Override capability by the External Operator is also possible during Take-off and Landing. Manual override provides one extra layer of control capability and may be used to make necessary small corrections for the UAV during its fully-autonomous navigation mode.
Relative and absolute flight plans:
The UAV has the possibility of configuring several flight plans for both flights and landing. One flight plan will be the “default flight plan” which, in case of COM Loss, will be the flight plan that is executed. In the case that the flights are performed close to the shore, an emergency flight plan for Landing on land in case of COM Loss is also possible. Other variables including high wind speeds, can also be used to affect alternative autonomous landing possibilities.
Source: UAV Navigation
3- Systems, selection, integration and payload capability.
Safety and redundancy are essential for all UAV systems. Payload selection, integration and functionality are also essential and must be correctly. All systems must be designed and selected to enable successful landing on mobile platforms while also providing value under normal operating conditions.
As previously described, the UAV requires the same heading source as the vessel. Importantly, it must not be affected by magnetic interference. This will ensure correct navigation and positioning during the Take Off and Landing, when the UAV magnetic compass will be affected by the vessel.
The GPS compass is required to provide stable and reliable heading estimation. This system will also provide a redundant back-up of both the GPS receiver and heading source on normal flights. While video navigation may be useful during the Take-off and Landing, it does not add value during normal operations.
A Radar Altimeter is required to provide reliable measurements of the altitude above the vessel landing platform and the water.
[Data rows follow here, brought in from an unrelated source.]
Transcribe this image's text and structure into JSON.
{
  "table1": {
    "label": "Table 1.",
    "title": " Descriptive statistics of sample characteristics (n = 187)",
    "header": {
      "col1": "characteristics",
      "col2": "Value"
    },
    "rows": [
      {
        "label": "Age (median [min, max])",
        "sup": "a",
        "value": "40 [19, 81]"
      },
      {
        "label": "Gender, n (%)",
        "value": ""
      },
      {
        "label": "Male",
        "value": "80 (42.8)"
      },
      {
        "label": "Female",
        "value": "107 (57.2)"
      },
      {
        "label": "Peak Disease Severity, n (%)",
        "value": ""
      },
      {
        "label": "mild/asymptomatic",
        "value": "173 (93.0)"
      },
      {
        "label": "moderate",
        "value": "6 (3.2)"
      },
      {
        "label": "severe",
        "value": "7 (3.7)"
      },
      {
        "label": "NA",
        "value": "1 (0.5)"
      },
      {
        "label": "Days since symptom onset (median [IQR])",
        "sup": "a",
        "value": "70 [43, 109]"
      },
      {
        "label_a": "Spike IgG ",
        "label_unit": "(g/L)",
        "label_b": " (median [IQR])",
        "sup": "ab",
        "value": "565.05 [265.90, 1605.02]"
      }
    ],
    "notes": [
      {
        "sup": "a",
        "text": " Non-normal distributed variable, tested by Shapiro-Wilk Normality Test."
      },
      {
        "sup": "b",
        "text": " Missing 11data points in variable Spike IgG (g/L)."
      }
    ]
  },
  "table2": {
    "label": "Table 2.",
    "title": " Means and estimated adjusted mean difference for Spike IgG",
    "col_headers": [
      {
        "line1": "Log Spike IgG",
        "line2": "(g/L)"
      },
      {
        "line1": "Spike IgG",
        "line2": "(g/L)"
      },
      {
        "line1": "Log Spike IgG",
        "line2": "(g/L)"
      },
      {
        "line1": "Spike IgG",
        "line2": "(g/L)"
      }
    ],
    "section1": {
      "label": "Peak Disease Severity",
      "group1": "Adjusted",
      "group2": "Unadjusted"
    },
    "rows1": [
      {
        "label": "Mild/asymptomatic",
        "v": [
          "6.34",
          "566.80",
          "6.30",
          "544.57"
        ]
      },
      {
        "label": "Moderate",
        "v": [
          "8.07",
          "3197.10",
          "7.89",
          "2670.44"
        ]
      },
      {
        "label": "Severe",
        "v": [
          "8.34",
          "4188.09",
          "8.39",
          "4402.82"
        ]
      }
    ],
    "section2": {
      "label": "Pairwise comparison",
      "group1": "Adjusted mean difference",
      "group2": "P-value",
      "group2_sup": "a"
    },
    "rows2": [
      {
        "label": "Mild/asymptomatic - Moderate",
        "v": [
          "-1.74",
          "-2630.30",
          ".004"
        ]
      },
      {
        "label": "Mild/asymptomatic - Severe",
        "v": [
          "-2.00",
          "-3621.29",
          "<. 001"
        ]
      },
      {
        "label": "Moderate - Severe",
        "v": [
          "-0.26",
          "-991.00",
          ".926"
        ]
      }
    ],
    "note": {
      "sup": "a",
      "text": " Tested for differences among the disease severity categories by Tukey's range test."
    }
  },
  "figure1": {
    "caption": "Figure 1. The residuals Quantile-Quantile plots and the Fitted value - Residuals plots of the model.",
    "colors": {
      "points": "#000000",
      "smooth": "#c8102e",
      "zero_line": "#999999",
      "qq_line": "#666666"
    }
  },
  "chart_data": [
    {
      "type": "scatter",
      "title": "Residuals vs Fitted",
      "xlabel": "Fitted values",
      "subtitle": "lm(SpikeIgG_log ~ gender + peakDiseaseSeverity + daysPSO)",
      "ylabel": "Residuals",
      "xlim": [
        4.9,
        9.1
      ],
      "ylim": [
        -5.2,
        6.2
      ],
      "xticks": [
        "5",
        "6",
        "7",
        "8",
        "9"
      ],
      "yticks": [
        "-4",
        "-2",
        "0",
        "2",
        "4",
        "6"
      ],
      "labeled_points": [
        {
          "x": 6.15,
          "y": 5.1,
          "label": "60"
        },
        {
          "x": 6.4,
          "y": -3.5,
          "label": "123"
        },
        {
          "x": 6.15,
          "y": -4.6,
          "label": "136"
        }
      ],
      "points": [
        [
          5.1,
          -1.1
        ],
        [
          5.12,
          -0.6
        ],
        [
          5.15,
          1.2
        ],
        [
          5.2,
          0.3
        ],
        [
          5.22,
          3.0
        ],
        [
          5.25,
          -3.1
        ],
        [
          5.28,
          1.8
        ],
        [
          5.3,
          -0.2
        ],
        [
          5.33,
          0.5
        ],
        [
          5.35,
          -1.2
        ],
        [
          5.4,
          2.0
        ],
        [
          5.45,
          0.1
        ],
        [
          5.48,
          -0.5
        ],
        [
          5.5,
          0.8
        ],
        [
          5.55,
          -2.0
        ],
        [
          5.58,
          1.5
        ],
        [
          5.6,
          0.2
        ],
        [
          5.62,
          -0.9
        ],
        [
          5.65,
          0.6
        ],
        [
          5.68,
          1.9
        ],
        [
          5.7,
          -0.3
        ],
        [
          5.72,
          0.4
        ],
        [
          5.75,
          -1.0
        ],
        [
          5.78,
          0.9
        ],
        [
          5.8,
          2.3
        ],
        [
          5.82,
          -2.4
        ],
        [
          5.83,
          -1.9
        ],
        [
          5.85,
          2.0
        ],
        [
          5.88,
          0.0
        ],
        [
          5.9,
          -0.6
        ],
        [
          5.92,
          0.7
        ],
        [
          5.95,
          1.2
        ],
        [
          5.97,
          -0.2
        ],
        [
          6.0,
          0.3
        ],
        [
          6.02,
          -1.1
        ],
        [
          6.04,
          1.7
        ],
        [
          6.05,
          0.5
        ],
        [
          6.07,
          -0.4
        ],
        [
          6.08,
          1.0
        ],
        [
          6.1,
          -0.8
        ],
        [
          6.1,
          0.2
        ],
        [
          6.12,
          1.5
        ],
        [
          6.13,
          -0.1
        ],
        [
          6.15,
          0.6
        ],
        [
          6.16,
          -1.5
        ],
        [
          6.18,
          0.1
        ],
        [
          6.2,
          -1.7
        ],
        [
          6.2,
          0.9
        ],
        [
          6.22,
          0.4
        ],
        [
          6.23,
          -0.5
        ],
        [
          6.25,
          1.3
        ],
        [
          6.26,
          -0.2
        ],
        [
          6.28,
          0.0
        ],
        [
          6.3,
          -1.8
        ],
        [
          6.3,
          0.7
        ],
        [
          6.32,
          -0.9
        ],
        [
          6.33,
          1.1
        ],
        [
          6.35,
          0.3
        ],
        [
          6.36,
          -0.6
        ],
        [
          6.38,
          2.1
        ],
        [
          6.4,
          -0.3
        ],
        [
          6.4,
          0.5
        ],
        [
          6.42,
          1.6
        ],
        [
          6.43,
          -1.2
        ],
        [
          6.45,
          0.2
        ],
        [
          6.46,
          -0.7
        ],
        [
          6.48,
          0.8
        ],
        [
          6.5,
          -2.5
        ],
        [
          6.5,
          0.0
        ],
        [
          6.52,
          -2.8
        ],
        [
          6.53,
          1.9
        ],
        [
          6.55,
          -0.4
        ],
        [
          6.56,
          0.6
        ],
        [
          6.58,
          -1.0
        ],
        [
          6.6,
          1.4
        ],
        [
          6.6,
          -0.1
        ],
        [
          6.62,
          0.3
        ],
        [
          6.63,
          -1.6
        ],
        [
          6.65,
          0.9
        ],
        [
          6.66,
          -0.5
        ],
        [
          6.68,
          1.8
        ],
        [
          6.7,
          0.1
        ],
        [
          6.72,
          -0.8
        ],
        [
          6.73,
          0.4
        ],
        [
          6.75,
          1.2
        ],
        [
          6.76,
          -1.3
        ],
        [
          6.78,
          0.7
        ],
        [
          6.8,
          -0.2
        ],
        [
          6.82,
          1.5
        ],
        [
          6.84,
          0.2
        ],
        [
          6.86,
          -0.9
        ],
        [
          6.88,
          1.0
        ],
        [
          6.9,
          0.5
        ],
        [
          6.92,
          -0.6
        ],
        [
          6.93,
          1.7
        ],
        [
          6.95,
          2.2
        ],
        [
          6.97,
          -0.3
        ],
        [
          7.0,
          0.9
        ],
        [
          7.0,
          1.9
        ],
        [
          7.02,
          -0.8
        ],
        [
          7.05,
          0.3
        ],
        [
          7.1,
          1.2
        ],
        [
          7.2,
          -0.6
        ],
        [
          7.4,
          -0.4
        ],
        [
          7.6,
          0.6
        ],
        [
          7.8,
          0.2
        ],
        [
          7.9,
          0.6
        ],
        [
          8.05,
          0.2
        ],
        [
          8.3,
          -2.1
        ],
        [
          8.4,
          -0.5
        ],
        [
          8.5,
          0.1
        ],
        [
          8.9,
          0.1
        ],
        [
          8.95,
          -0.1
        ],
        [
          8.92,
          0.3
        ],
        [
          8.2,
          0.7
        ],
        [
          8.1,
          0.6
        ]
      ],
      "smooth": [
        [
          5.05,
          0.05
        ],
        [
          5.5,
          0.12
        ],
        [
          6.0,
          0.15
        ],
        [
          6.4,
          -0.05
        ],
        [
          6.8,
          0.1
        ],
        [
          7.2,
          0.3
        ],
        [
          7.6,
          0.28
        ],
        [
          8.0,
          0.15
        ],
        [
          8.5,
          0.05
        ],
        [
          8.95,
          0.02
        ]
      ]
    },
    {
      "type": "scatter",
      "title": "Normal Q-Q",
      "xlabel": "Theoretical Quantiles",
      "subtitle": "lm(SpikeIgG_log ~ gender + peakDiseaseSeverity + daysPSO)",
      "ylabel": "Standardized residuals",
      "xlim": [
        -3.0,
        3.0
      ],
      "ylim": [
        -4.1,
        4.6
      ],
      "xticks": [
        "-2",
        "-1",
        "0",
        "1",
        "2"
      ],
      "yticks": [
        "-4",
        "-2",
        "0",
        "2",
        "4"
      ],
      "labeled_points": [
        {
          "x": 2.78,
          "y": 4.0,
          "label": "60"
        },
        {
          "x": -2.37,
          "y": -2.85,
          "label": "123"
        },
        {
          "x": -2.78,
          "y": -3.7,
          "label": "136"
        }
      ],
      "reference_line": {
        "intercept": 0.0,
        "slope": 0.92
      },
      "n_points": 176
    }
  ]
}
This gives us an extra input for the relative altitude over the landing area, increasing the precision of the maneuver.
4 – EMI Interference.
A vessel is an extremely demanding environment primarily due to the high amount of Electromagnetic radiation emitted by the vessel itself. Communication systems and Radars are some of the electromagnetically active systems that can be found on a vessel along with additional electronics.
All ALPHA 900 systems are EMI shielded to reduce interference from external sources.
Additional information about the EMI testing carried out by the Spanish Aerospace Research Institute on the autopilot can be found here:
Extensive testing to gather knowledge and gain expertise.
Alpha has been working diligently on the required technologies and CONOPS necessary to land on moving vessels for more than two years. From the design and manufacturing of our own moving platform to the evaluation of commercially available technologies, Alpha has invested significant internal resources to integrate this capability on its helicopter UAV platform.
Evaluation of sensors:
At the start of the R&D project, all available sensors were evaluated, including radar beacons for relative positioning, radar altimeters, GPS Compass and Video landing aids in order to define the optimal set up.
Testing on the Moving 3DOF platform.
Alpha has designed and built a 3DOF platform to be able to simulate the conditions of an offshore vessel. This exercise has provided tremendous experience and value as it has enabled Alpha to trial any sensors and procedures quickly and efficiently.
Testing on small boat, modified for testing purposes.
On a small patrol boat, Alpha has added a landing platform to perform take-off and landing exercises under real conditions.
Trials on Coast Guard vessels:
Alpha conducted its first naval take-off and landing from a vessel in 2016. This exercise was a very useful first step to better understand the requirements and conditions of maritime operations.